Using a recreation of Marcel Duchamp's sculptural installation, "ÉtantDonnés," a trickster figure summons the character of Maria Martins (played by Sonic Youth's Kim Gordon and Hannelore Knuts) from the sculpture. Maria discovers her lover (a captive Marcel Duchamp, played by Jason Grisell) bound and at the mercy of a group of tormentors.

Her efforts to rescue her love are reminiscent of Alice's bewildering trip down the rabbit hole to a dark and mad wonderland populated by a monstrous assortment of beings. Decked with bizarre paint, costumes, hoods, and masks, the various players are forced to perform on a television program for a truly menacing-looking judge (also played by Grisell).
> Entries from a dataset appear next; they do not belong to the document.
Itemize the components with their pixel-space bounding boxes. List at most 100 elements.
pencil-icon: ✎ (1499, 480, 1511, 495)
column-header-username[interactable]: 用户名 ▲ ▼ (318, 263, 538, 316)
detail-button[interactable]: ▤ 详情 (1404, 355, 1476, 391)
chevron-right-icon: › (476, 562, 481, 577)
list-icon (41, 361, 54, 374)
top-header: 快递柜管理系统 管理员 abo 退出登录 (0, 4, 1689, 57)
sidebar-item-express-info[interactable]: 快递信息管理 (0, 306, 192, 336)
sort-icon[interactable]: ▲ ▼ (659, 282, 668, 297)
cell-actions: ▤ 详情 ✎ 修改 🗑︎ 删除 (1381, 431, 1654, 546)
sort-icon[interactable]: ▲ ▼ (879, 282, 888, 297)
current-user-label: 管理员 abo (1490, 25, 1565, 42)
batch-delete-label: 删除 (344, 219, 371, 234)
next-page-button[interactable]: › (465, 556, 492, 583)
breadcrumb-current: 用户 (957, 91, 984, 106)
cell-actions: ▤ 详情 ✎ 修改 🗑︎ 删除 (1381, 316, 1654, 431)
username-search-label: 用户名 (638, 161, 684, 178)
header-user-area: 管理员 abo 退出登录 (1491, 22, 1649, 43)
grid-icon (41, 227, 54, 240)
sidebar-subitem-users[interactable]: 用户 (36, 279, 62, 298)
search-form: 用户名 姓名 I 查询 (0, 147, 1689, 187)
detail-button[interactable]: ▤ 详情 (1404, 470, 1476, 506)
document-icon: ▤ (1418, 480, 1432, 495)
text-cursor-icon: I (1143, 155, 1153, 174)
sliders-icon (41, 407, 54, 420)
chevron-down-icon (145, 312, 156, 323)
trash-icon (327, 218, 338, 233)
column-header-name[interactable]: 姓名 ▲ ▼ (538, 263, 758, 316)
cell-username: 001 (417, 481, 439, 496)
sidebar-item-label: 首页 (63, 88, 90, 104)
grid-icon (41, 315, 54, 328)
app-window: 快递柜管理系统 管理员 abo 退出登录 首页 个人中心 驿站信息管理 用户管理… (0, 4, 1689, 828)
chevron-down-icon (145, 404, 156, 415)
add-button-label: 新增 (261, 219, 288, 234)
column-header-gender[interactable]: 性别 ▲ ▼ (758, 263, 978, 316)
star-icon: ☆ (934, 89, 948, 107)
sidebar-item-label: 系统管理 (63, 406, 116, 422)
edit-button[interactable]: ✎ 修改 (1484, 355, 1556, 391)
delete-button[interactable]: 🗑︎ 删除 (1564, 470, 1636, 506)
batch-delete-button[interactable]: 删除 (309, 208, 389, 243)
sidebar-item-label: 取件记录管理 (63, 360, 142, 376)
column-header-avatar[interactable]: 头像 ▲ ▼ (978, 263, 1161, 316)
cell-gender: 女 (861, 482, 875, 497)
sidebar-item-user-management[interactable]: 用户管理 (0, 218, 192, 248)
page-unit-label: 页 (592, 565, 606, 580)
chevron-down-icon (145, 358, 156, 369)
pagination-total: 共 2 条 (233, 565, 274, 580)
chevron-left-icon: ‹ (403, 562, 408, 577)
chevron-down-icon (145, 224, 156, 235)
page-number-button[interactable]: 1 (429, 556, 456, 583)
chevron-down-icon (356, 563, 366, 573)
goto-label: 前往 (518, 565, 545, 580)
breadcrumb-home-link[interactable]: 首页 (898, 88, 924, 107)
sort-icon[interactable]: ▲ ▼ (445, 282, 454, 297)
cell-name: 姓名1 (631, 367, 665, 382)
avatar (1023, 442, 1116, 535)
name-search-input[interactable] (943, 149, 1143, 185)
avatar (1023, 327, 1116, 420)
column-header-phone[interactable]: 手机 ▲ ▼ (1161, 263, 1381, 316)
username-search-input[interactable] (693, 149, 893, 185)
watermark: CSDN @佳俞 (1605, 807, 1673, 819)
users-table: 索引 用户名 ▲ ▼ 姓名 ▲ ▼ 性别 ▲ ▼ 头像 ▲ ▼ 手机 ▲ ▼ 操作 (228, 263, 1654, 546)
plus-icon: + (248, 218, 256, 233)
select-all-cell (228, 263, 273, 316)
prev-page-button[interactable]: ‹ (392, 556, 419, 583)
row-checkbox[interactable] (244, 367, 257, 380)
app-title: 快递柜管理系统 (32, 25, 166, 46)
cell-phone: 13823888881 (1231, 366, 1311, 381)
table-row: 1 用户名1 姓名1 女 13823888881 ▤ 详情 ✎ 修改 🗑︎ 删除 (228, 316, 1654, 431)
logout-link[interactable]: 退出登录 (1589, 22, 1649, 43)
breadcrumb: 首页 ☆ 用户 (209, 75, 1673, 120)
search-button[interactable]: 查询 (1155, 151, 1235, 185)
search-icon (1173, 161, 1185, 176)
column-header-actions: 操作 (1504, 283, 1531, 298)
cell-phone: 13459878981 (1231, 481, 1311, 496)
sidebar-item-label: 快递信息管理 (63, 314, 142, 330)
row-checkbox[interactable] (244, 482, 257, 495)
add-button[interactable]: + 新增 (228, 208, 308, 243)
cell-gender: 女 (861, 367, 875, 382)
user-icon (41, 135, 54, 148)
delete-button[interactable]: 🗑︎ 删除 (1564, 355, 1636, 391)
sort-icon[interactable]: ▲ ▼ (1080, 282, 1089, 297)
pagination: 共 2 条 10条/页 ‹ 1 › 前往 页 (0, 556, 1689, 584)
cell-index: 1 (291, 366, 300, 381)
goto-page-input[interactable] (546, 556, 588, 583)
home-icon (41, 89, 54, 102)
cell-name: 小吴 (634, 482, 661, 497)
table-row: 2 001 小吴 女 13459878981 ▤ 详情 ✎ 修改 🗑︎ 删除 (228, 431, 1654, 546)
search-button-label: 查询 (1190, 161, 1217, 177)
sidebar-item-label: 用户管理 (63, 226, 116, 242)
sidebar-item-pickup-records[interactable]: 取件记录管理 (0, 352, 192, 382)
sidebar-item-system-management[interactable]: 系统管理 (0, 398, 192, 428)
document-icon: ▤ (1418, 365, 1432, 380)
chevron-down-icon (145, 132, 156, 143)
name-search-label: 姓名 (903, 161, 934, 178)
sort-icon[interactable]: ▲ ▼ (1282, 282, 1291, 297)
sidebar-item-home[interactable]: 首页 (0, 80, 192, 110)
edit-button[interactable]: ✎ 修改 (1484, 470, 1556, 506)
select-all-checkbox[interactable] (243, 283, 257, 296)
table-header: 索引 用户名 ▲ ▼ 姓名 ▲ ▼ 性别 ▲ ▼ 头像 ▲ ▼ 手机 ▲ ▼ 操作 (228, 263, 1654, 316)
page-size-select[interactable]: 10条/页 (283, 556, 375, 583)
At times, the scenes and tone read a bit like Bosch's "Musician's Hell" come to life; at other moments, the sabre-wielding, masked terrorists trigger associations with current events. The production -- a silent work, save an engaging musical score by Will Butler, Jeremy Gara, Tim Kingsbury, and Dzama -- is full of eerie and intense theatrics. Here, buffoonery is an entertainment, and cruelty a performance.

The MAG will be closed New Year's Day. Regular hours are Wednesday through Sunday, 11 a.m. to 5 p.m., and Thursday until 9 p.m. Admission is $5-$14 (free to members and kids age 5 and under; half-price admission on Thursday from 5 to 9 p.m.). For more information, call 276-8900 or visit mag.rochester.edu.

Fair warning: this exhibition contains nudity and suggested violence.